Hollie Devlin, the school visits coordinator for the St. John Ambulance Therapy Dog Program, said she is happy that the program is able to help students in the city.

“We hear about family pets and how much students miss them,” said Devlin. “I personally feel that therapy dog volunteering is the most rewarding kind of volunteer work you can do and I’ve heard many of our handlers say the same.”

Schools are a popular place for dogs and handlers to visit, Devlin added. Whenever a school posting goes up, the spots fill up within a couple hours and she even has to turn some handlers away.

“We often visit people who are lonely, frightened, in pain, feeling poorly, sad or just not quite 100%,” said Devlin. “Student visits are just the opposite – students are happy and healthy and so absolutely thrilled to spend time with our dogs. Handlers and therapy dogs love student visits and once they’ve attended one event, they always want to do more.”

Last semester, students suggested “more dogs more often” on a feedback survey by the RCS. Luckily for those who commented, therapy dogs have been returning regularly since – a total of 10 big visits this school year. On the feedback survey of 120 students, 95 per cent rated the Puppy Room a four or five out of five. The event was so loved that it even raised $650 in donations last semester.

In February, the Ryersonian reported that Ryerson’s counselling centre would launch four new groups to improve mental health on campus. The therapy dog program was a response to the long wait list times and the lack of available resources. Therapy dogs is an open group meaning that there is no cap on the number of students able to attend. These events are also volunteer-run, so they cost almost nothing to set up. Successful on-campus events often require loud advertising with some sort of budget, but therapy dogs was quite the opposite.

“This event was guaranteed to have a high turnout, but unlike our other events, we didn’t want a line at the door,” said Janet Lam, RCS vice-president of marketing. “We didn’t want a high turnout because we were advised that the dogs will get stressed themselves! Ironic, no?”

The RCS primarily used social media to advertise the event on the day of and let word of mouth do the job. “People have an affection for dogs and it’s made very obvious by the comments we get on our posts online,” said Lam.

Dickson also kept marketing to a minimal and mainly relied on emails and RU Student Life to take care of social media.

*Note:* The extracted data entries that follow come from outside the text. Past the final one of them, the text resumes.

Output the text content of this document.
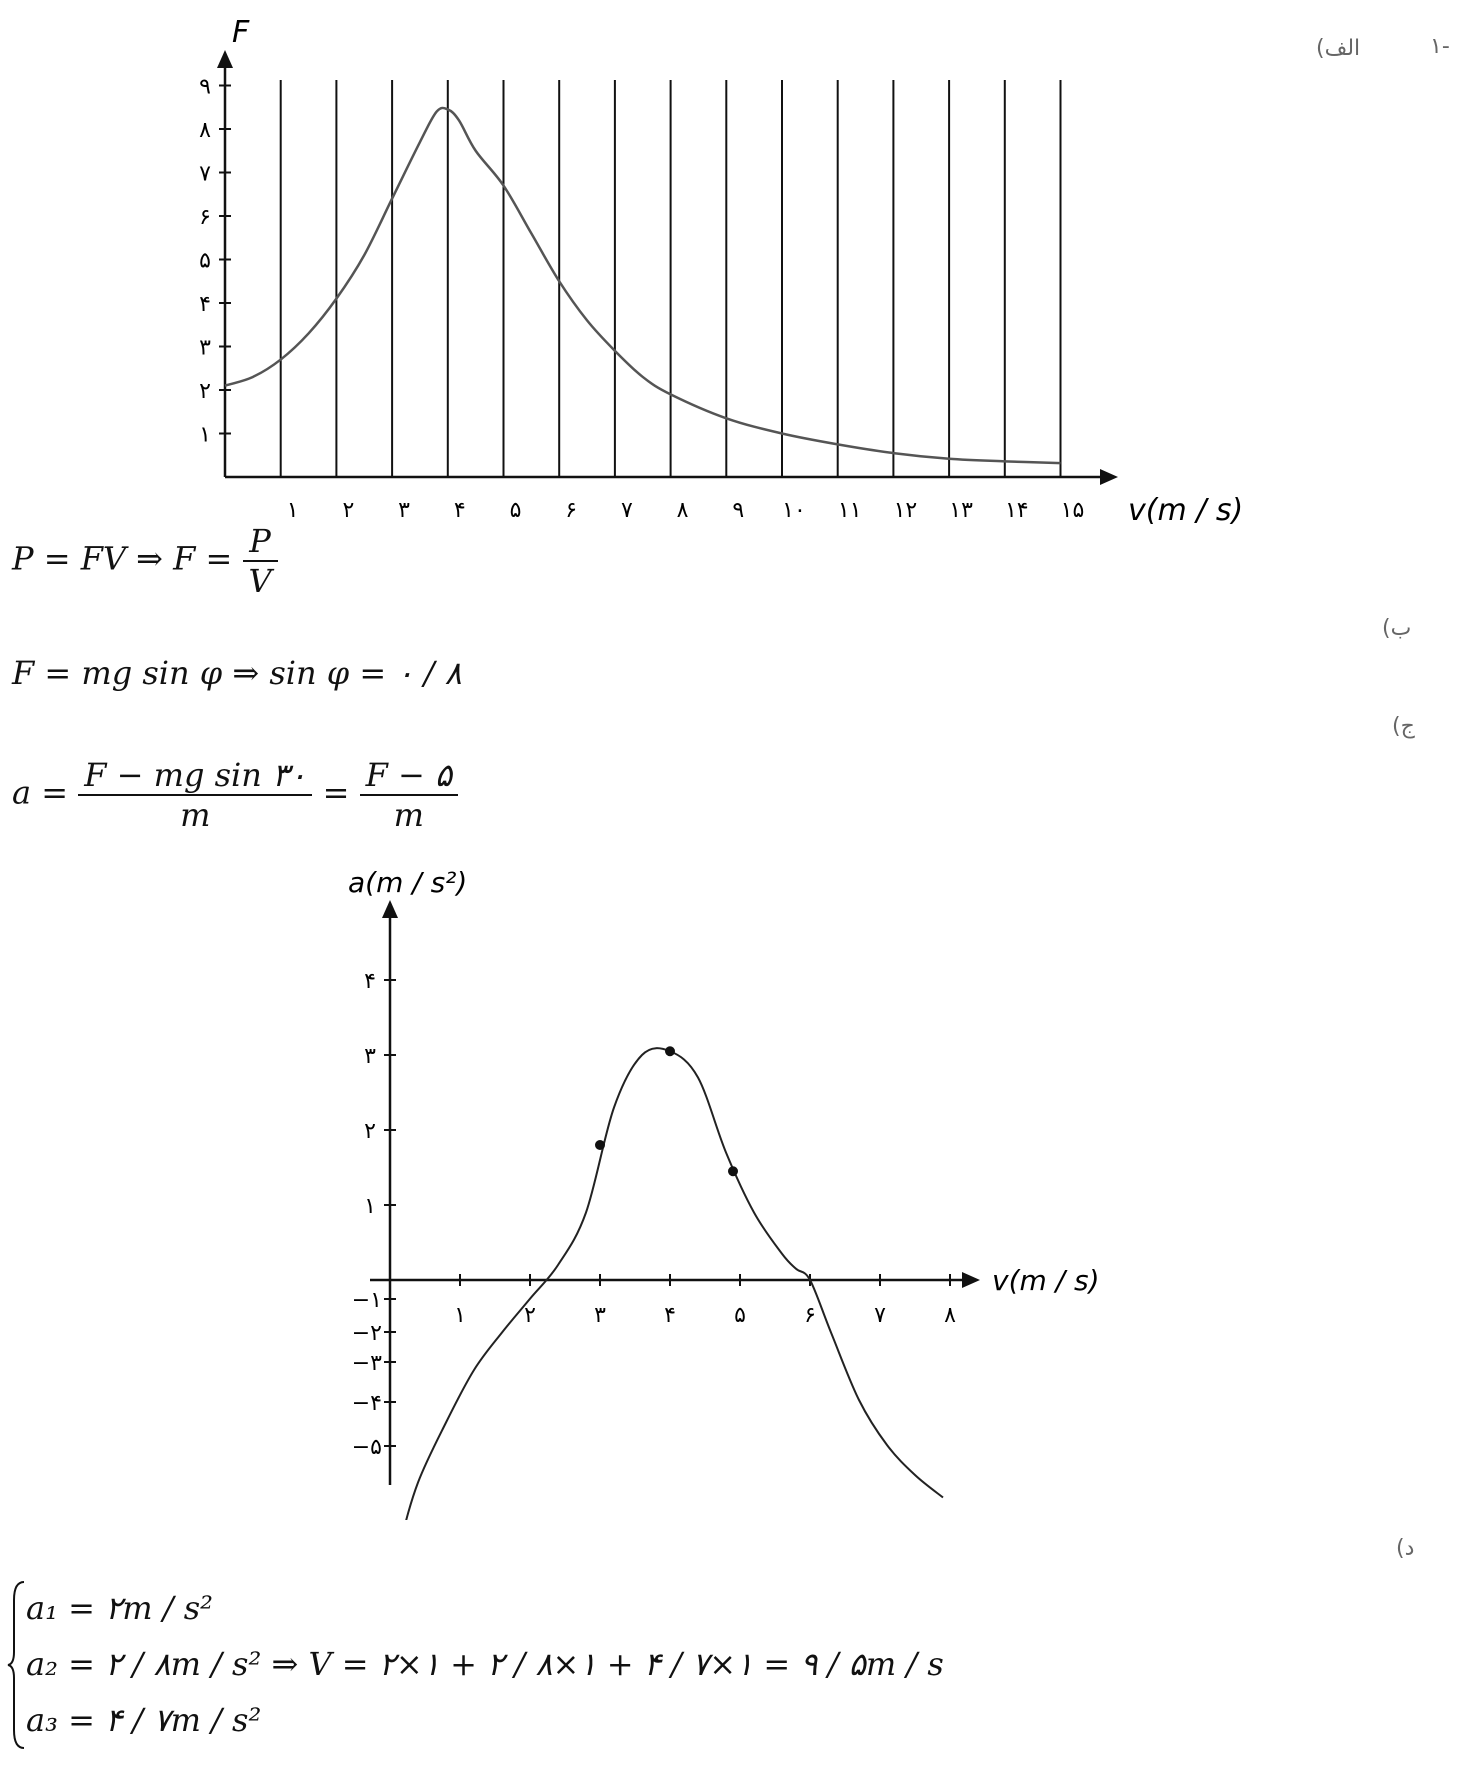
-۱
الف)
ب)
ج)
د)
۱ ۲ ۳ ۴ ۵ ۶ ۷ ۸ ۹ ۱۰ ۱۱ ۱۲ ۱۳ ۱۴ ۱۵
۱
۲
۳
۴
۵
۶
۷
۸
۹
F
v(m / s)
P = FV ⇒ $F = \frac{P}{V}$
F = mg sin φ ⇒ sin φ = ۰ / ۸
$a = \frac{\text{F − mg sin ۳۰}}{m} = \frac{F - ۵}{m}$
۱	۲	۳	۴	۵	۶	۷	۸
۱
۲
۳
۴
−۱
−۲
−۳
−۴
−۵
a(m / s²)
v(m / s)
a₁ = ۲m / s²
a₂ = ۲ / ۸m / s² ⇒ V = ۲×۱ + ۲ / ۸×۱ + ۴ / ۷×۱ = ۹ / ۵m / s
a₃ = ۴ / ۷m / s²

“We didn’t want to overdo ads because of the potential turnout,” she said. “We didn’t want to set students up for disappointment.”

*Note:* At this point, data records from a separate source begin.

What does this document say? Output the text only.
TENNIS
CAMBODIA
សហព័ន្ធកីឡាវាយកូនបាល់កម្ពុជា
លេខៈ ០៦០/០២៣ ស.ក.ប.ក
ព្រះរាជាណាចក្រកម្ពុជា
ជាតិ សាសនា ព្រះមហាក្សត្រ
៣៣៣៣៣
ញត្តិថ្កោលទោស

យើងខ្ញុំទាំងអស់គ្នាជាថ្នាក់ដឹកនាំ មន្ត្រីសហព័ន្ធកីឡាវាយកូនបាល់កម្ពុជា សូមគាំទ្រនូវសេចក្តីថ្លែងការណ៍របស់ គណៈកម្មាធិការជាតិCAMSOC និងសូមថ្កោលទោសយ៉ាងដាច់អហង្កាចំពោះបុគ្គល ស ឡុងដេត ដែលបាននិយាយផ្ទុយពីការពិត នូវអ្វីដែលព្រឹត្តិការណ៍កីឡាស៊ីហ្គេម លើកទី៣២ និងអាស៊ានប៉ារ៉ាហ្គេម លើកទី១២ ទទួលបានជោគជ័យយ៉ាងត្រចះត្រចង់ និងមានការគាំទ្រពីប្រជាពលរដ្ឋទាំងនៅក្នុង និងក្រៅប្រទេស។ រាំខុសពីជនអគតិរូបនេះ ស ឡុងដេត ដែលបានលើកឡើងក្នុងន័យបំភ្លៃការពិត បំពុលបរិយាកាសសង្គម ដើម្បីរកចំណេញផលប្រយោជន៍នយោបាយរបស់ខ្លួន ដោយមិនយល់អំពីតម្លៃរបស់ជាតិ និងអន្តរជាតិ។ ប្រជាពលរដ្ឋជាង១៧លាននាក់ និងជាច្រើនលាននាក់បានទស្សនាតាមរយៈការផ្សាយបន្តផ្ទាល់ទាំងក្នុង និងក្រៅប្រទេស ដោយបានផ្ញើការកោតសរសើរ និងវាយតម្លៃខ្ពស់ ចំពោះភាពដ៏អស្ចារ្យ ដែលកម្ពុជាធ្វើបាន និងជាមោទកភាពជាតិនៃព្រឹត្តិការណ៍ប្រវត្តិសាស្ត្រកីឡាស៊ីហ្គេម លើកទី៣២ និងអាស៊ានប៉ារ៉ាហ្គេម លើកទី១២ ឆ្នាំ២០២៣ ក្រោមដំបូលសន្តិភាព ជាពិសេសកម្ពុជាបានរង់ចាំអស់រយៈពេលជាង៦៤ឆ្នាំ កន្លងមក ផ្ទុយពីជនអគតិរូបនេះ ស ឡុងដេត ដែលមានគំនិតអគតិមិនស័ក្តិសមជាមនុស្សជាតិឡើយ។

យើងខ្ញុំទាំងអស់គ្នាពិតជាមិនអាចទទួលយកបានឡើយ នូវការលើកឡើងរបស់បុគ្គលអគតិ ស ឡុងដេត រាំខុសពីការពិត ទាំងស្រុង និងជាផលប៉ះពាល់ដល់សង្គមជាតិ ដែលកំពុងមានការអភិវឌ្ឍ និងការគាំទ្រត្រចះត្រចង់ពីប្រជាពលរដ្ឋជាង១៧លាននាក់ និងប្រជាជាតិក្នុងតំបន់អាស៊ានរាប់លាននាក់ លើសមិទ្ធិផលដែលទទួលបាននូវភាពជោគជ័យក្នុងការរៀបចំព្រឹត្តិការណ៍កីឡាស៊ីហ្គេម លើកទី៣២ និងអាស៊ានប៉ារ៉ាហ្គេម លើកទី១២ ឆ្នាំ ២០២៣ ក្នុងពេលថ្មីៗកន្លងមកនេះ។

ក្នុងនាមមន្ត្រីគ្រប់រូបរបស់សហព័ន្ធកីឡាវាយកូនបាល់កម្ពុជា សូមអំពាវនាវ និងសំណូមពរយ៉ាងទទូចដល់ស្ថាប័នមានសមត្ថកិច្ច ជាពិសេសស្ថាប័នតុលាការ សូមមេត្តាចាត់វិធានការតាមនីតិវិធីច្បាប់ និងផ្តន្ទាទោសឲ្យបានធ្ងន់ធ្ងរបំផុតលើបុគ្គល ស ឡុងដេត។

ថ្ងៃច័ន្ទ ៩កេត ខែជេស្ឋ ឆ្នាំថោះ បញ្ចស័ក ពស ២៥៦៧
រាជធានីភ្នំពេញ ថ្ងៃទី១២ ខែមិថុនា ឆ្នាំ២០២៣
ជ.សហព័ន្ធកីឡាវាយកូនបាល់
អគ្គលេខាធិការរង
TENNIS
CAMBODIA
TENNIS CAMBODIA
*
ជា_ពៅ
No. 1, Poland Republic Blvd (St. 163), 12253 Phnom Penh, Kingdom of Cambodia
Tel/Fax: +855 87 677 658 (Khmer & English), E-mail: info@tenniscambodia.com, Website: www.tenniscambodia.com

To give you a better picture, a stress management workshop took place in the same week as therapy dogs sometime in November. With the same amount of marketing (emails), the workshop saw hardly any students, while therapy dogs overcrowded with 300 students.

Sanginesi says this was due to the fact that the event is innovative and different.

“The excitement was because we haven’t done it before,” said Sanginesi. “You can either listen to seminars about stress management or you can actually pet dogs and relieve stress.”

Looking into the future, Sanginesi believes the “new factor” may die off naturally. However, she guesses that numbers of turnout will remain much the same.

“I think the more we do it, the less exciting it will be because we’ve done it before,” said Sanginesi. “But who wouldn’t want to play with dogs? It’s not something you’d be like, ‘Oh, I’ve already done that.’”

Kristen Romano thoroughly enjoys her first time at the event. Like many other stressed-out students, she made the extra effort to drop by today because it was the last one of the school year.

“I wanted to come to one of these before, but never had the time. I saw a tweet that it’s the last one of the year, so I really didn’t want to miss it.”

And she would agree it was more therapeutic than any cup of coffee.